Au-delà de la portée symbolique de cette reconnaissance, cette double certification constitue une réponse concrète aux attentes des populations de l’Extrême-Nord. Dans une région où les défis sanitaires demeurent nombreux, entre forte croissance démographique, maladies endémiques, urgences humanitaires et accès parfois difficile aux soins spécialisés, l’amélioration continue de la qualité des prestations hospitalières apparaît comme une nécessité absolue.
Pour les usagers, cette certification représente avant tout une garantie supplémentaire de bénéficier de soins mieux organisés, plus sécurisés et davantage centrés sur les besoins du patient. Elle traduit également une meilleure maîtrise des procédures internes, une gestion rigoureuse des risques, un suivi permanent de la qualité des prestations ainsi qu’une culture de l’amélioration continue au sein des deux établissements.
L’obtention de ces certificats est le résultat d’un travail de longue haleine. Durant plusieurs mois, les équipes des deux hôpitaux se sont engagées dans un vaste processus de transformation interne. Les procédures ont été harmonisées, les pratiques évaluées, les personnels formés et les différents services mobilisés autour d’un objectif commun : répondre aux exigences internationales de la norme ISO 9001:2015.
Cette réussite est également le fruit d’une parfaite synergie entre le ministère de la Santé publique et les responsables des deux formations hospitalières. Sous l’impulsion du ministre de la Santé publique, les établissements ont bénéficié d’un accompagnement technique et institutionnel ayant permis de conduire avec succès cette démarche qualité. Mais cette reconnaissance internationale est surtout le reflet du professionnalisme, de l’engagement quotidien et du sens du devoir démontrés par les directions des deux hôpitaux, avec l’implication constante de l’ensemble des personnels administratifs, médicaux, paramédicaux et techniques.
Dans un contexte où les populations recherchent des services de santé toujours plus performants, cette certification vient renforcer la crédibilité des deux principales structures hospitalières de référence de la région. Elle contribue également à instaurer un climat de confiance entre les patients et les professionnels de santé, tout en favorisant une meilleure efficacité dans la prise en charge des malades.
Cette distinction ouvre également de nouvelles perspectives. Elle encourage les deux établissements à maintenir les standards atteints, à poursuivre les évaluations régulières de leurs performances et à inscrire durablement la culture de la qualité dans leur fonctionnement quotidien. Car l’obtention d’une certification ISO n’est pas une finalité, mais le début d’un processus permanent d’amélioration.
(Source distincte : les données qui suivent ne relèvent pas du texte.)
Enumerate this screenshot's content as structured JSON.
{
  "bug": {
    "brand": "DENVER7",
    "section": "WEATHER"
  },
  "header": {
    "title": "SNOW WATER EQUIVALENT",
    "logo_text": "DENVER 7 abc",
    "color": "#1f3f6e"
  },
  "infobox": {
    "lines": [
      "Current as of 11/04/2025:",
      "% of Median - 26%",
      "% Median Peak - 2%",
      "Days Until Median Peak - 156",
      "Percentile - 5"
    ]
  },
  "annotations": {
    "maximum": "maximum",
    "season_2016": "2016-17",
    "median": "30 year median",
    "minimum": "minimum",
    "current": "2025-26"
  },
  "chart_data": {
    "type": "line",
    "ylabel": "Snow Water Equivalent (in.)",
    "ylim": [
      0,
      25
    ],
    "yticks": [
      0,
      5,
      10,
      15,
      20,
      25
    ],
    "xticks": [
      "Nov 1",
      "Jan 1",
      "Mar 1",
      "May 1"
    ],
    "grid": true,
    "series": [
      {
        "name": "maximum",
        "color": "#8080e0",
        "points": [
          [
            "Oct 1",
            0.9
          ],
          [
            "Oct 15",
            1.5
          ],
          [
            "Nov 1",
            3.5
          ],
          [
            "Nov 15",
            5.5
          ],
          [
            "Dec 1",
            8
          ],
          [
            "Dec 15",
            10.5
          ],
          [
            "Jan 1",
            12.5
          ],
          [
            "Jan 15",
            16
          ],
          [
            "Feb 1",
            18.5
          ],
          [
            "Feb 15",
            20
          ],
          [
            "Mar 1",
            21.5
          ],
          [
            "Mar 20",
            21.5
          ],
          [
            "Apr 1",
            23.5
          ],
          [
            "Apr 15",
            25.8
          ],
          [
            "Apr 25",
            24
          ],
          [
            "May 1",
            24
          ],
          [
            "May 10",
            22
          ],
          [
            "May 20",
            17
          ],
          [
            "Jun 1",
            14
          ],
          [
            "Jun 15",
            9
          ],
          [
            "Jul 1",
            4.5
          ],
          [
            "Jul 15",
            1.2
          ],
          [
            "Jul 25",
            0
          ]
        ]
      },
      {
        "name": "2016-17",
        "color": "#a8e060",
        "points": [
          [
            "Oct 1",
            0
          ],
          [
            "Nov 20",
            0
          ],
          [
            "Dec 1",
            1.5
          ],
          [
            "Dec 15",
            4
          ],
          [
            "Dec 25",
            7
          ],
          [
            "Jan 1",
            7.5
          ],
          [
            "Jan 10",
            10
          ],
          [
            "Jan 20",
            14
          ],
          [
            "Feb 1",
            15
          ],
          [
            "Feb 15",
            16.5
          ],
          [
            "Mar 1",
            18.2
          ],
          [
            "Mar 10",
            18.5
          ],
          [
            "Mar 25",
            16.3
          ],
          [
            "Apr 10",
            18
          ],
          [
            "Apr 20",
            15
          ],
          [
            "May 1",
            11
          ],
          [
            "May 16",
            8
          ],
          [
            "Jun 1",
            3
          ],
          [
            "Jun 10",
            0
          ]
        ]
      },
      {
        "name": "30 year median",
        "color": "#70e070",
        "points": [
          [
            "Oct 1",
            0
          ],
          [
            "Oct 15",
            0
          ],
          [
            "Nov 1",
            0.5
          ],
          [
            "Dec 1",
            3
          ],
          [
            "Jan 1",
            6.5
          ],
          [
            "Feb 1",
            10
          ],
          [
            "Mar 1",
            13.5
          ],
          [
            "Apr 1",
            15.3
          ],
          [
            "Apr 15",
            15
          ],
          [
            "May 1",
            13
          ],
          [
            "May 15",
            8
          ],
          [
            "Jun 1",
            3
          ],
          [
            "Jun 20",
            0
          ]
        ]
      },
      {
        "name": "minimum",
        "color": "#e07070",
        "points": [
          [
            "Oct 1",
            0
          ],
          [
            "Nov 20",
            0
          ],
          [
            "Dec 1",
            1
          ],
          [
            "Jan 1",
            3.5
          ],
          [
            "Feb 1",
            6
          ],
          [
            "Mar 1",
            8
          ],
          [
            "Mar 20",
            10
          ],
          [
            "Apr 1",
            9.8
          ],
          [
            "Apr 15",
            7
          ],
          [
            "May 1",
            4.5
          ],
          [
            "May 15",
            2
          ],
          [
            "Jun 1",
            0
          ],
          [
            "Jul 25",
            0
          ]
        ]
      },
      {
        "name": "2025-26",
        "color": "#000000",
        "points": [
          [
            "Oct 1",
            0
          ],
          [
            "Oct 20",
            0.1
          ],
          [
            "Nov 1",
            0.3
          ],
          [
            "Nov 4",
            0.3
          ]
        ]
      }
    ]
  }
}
Pour les autorités sanitaires, cette double consécration démontre qu’il est possible de hisser les structures hospitalières de l’Extrême-Nord aux standards internationaux malgré les contraintes auxquelles la région est confrontée. Elle témoigne de la volonté des pouvoirs publics de renforcer durablement le système de santé camerounais en mettant la qualité, la sécurité des patients et la satisfaction des usagers au cœur de l’action hospitalière.
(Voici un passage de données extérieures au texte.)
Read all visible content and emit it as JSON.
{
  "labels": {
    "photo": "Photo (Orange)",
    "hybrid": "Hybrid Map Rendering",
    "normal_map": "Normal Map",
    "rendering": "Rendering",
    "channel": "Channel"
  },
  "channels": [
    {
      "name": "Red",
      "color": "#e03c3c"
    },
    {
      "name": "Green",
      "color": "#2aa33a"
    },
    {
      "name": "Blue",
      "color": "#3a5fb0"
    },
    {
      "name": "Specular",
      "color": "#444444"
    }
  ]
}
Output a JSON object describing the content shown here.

Avec ces deux certifications ISO 9001:2015, le Centre hospitalier régional de Maroua et l’Hôpital régional de Maroua envoient un signal fort. Celui d’institutions résolument engagées dans une dynamique d’excellence, déterminées à offrir des soins de qualité aux populations et à faire de l’Extrême-Nord une région où l’accès à des services de santé performants devient progressivement une réalité. Cette reconnaissance internationale constitue ainsi une fierté pour les deux établissements, leurs personnels, le ministère de la Santé publique et, au-delà, pour toute la région de l’Extrême-Nord.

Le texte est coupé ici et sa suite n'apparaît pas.